Martin Luther King to fight against inequality and freedom
Dr. King is my role model because of “the universal, unconditional love, forgiveness and nonviolence that empowered his revolutionary spirit.”
Through his example, the values of courage, truth, justice, compassion, dignity, humility and service not only defined Dr. King’s character and empowered his leadership, but these values have encouraged me to follow his teachings, his work and his vision. He brought hope and healing to America and until his dream has come through for all Americans and people in the world, his legacy must be empowered and we must pick up from where he left.
Dr. King once said that we all have to decide whether we “will walk in the light of creative altruism or the darkness of destructive selfishness. Life’s most persistent and nagging question, he said, is `what are you doing for others?’”

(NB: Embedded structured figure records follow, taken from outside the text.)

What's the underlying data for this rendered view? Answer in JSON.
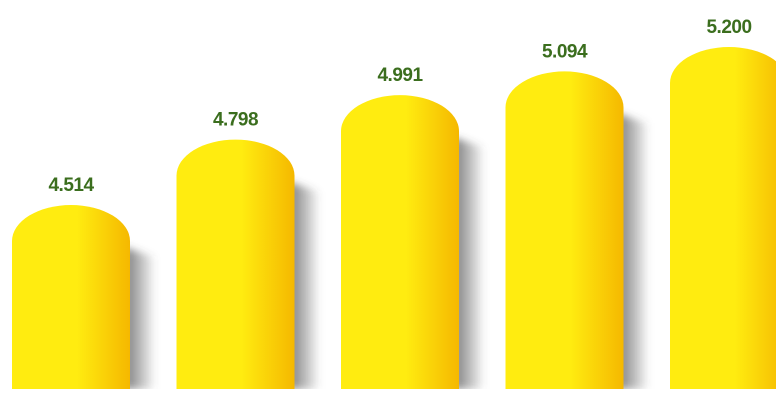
{
  "chart_data": {
    "type": "bar",
    "categories": [
      "",
      "",
      "",
      "",
      ""
    ],
    "series": [
      {
        "values": [
          4514,
          4798,
          4991,
          5094,
          5200
        ]
      }
    ],
    "value_labels": [
      "4.514",
      "4.798",
      "4.991",
      "5.094",
      "5.200"
    ],
    "title": "",
    "xlabel": "",
    "ylabel": "",
    "ylim": [
      3500,
      5200
    ],
    "grid": false,
    "legend": "none"
  },
  "colors": {
    "bar_light": "#FFEC10",
    "bar_dark": "#F5B800",
    "shadow": "#4a4a4a",
    "label": "#3b6e1e",
    "background": "#ffffff"
  }
}
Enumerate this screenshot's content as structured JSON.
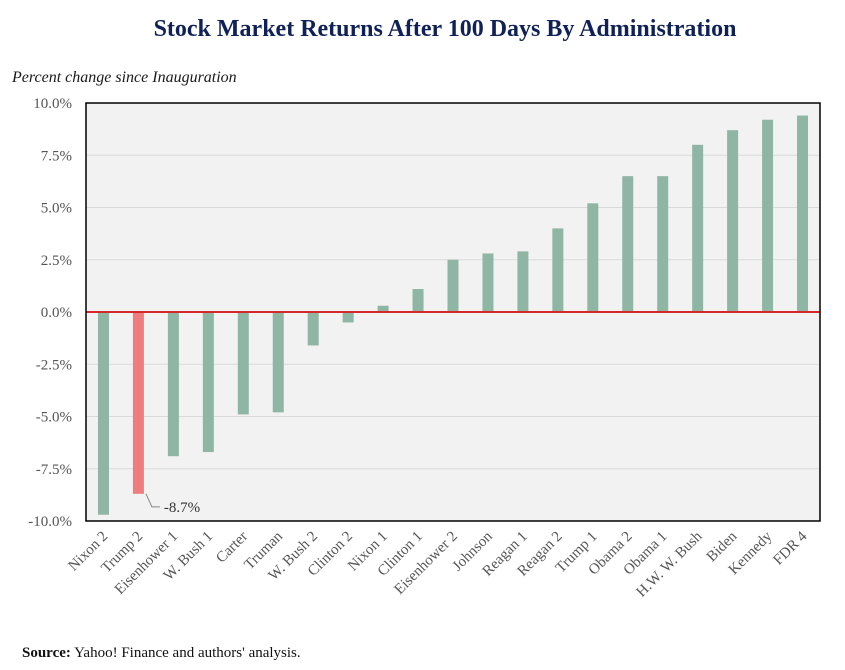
{
  "chart_data": {
    "type": "bar",
    "title": "Stock Market Returns After 100 Days By Administration",
    "subtitle": "Percent change since Inauguration",
    "xlabel": "",
    "ylabel": "",
    "ylim": [
      -10,
      10
    ],
    "yticks": [
      10,
      7.5,
      5,
      2.5,
      0,
      -2.5,
      -5,
      -7.5,
      -10
    ],
    "ytick_labels": [
      "10.0%",
      "7.5%",
      "5.0%",
      "2.5%",
      "0.0%",
      "-2.5%",
      "-5.0%",
      "-7.5%",
      "-10.0%"
    ],
    "categories": [
      "Nixon 2",
      "Trump 2",
      "Eisenhower 1",
      "W. Bush 1",
      "Carter",
      "Truman",
      "W. Bush 2",
      "Clinton 2",
      "Nixon 1",
      "Clinton 1",
      "Eisenhower 2",
      "Johnson",
      "Reagan 1",
      "Reagan 2",
      "Trump 1",
      "Obama 2",
      "Obama 1",
      "H.W. W. Bush",
      "Biden",
      "Kennedy",
      "FDR 4"
    ],
    "values": [
      -9.7,
      -8.7,
      -6.9,
      -6.7,
      -4.9,
      -4.8,
      -1.6,
      -0.5,
      0.3,
      1.1,
      2.5,
      2.8,
      2.9,
      4.0,
      5.2,
      6.5,
      6.5,
      8.0,
      8.7,
      9.2,
      9.4
    ],
    "highlight_index": 1,
    "annotation": {
      "index": 1,
      "text": "-8.7%"
    },
    "colors": {
      "bar": "#8fb5a5",
      "highlight": "#f07d7d",
      "zero_line": "#d62728",
      "grid": "#d9d9d9",
      "plot_bg": "#f2f2f2",
      "frame": "#000000",
      "title": "#0f2157"
    },
    "grid": true
  },
  "source": {
    "label": "Source:",
    "text": " Yahoo! Finance and authors' analysis."
  }
}
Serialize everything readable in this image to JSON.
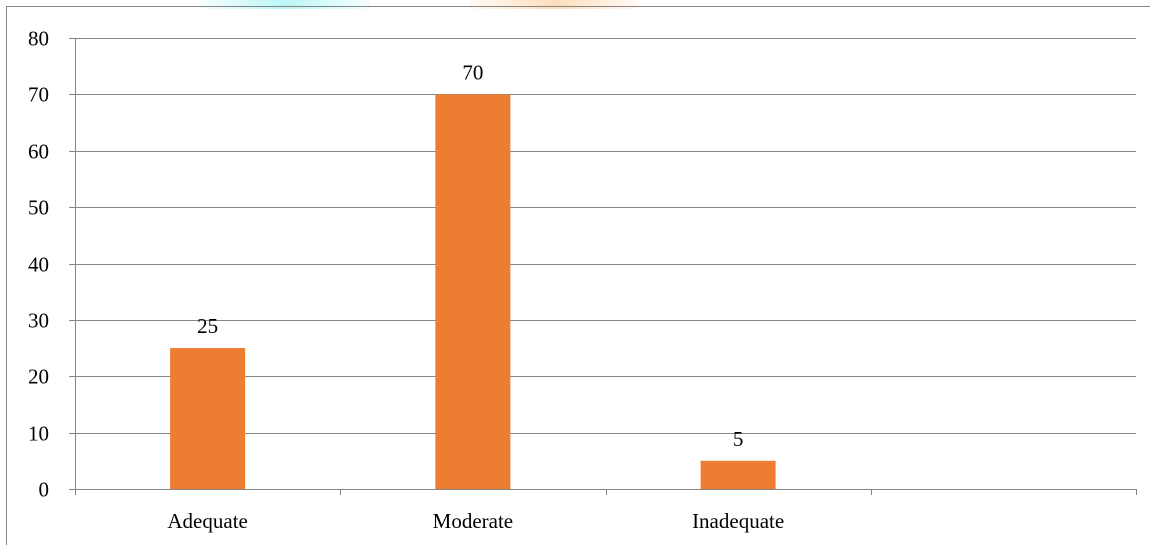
{
  "chart_data": {
    "type": "bar",
    "categories": [
      "Adequate",
      "Moderate",
      "Inadequate",
      ""
    ],
    "values": [
      25,
      70,
      5,
      null
    ],
    "data_labels": [
      "25",
      "70",
      "5",
      ""
    ],
    "title": "",
    "xlabel": "",
    "ylabel": "",
    "ylim": [
      0,
      80
    ],
    "yticks": [
      0,
      10,
      20,
      30,
      40,
      50,
      60,
      70,
      80
    ],
    "grid": true,
    "legend": "none",
    "bar_color": "#ED7D31",
    "grid_color": "#868686"
  }
}
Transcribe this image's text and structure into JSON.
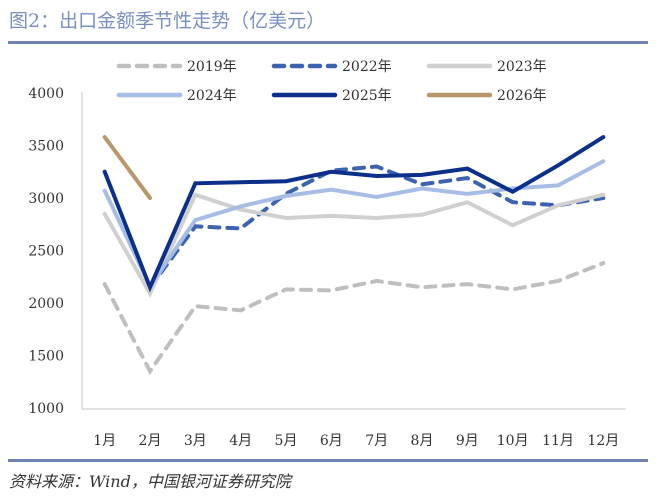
{
  "header": {
    "title": "图2：出口金额季节性走势（亿美元）"
  },
  "footer": {
    "source": "资料来源：Wind，中国银河证券研究院"
  },
  "chart_data": {
    "type": "line",
    "title": "图2：出口金额季节性走势（亿美元）",
    "xlabel": "",
    "ylabel": "",
    "categories": [
      "1月",
      "2月",
      "3月",
      "4月",
      "5月",
      "6月",
      "7月",
      "8月",
      "9月",
      "10月",
      "11月",
      "12月"
    ],
    "ylim": [
      1000,
      4000
    ],
    "yticks": [
      1000,
      1500,
      2000,
      2500,
      3000,
      3500,
      4000
    ],
    "grid": false,
    "legend_position": "top",
    "series": [
      {
        "name": "2019年",
        "color": "#bfbfbf",
        "style": "dashed",
        "width": 4,
        "values": [
          2180,
          1350,
          1970,
          1930,
          2130,
          2120,
          2210,
          2150,
          2180,
          2130,
          2210,
          2380
        ]
      },
      {
        "name": "2022年",
        "color": "#3d62b0",
        "style": "dashed",
        "width": 4,
        "values": [
          null,
          2150,
          2730,
          2710,
          3040,
          3260,
          3300,
          3130,
          3190,
          2960,
          2930,
          3000
        ]
      },
      {
        "name": "2023年",
        "color": "#d0d0d0",
        "style": "solid",
        "width": 4,
        "values": [
          2850,
          2090,
          3030,
          2890,
          2810,
          2830,
          2810,
          2840,
          2960,
          2740,
          2930,
          3030
        ]
      },
      {
        "name": "2024年",
        "color": "#a7bde6",
        "style": "solid",
        "width": 4,
        "values": [
          3070,
          2160,
          2790,
          2920,
          3020,
          3080,
          3010,
          3090,
          3040,
          3090,
          3120,
          3350
        ]
      },
      {
        "name": "2025年",
        "color": "#0b2f8a",
        "style": "solid",
        "width": 4,
        "values": [
          3250,
          2150,
          3140,
          3150,
          3160,
          3250,
          3210,
          3220,
          3280,
          3060,
          3310,
          3580
        ]
      },
      {
        "name": "2026年",
        "color": "#b8986a",
        "style": "solid",
        "width": 4,
        "values": [
          3580,
          3000,
          null,
          null,
          null,
          null,
          null,
          null,
          null,
          null,
          null,
          null
        ]
      }
    ]
  }
}
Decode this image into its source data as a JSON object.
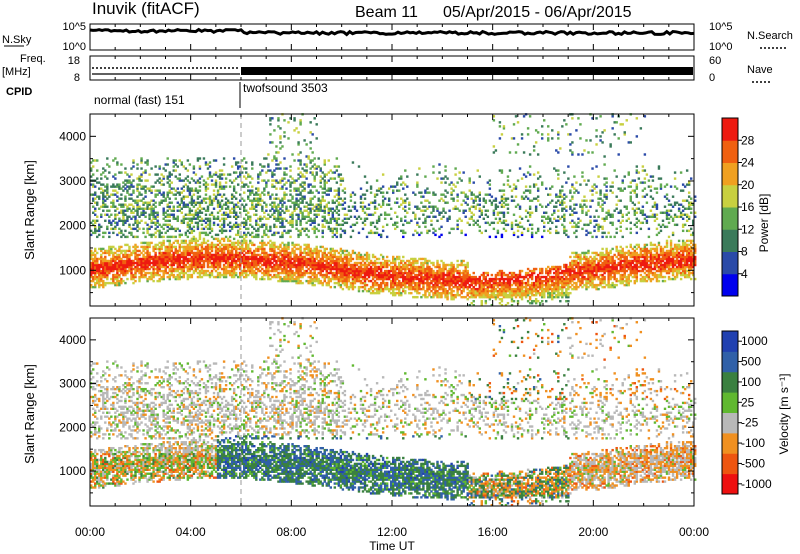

He would quote Mark 9:35, the scripture in which Jesus of Nazareth tells James and John “…whosoever will be great among you shall be your servant; and whosoever among you will be the first shall be the servant of all.”
And when Martin talked about the end of his mortal life in one of his last sermons, on February 4, 1968 in the pulpit of Ebenezer Baptist Church, even then he lifted up the value of service as the hallmark of a full life. “I’d like somebody to mention on that day Martin Luther King, Jr. tried to give his life serving others,” he said. “I want you to say on that day, that I did try in my life…to love and serve humanity.
Dr. King is my role model because his vision is now my vision: “A global vision of the world house, a world whose people and nations had triumphed over poverty, racism, war and violence.”
Dr King is America’s pre-eminent advocate of nonviolence — the man who taught by his example that nonviolent action is the most powerful, revolutionary force for social change available to oppressed people in their struggles for liberation. (1)
(1) From the King Center Organization.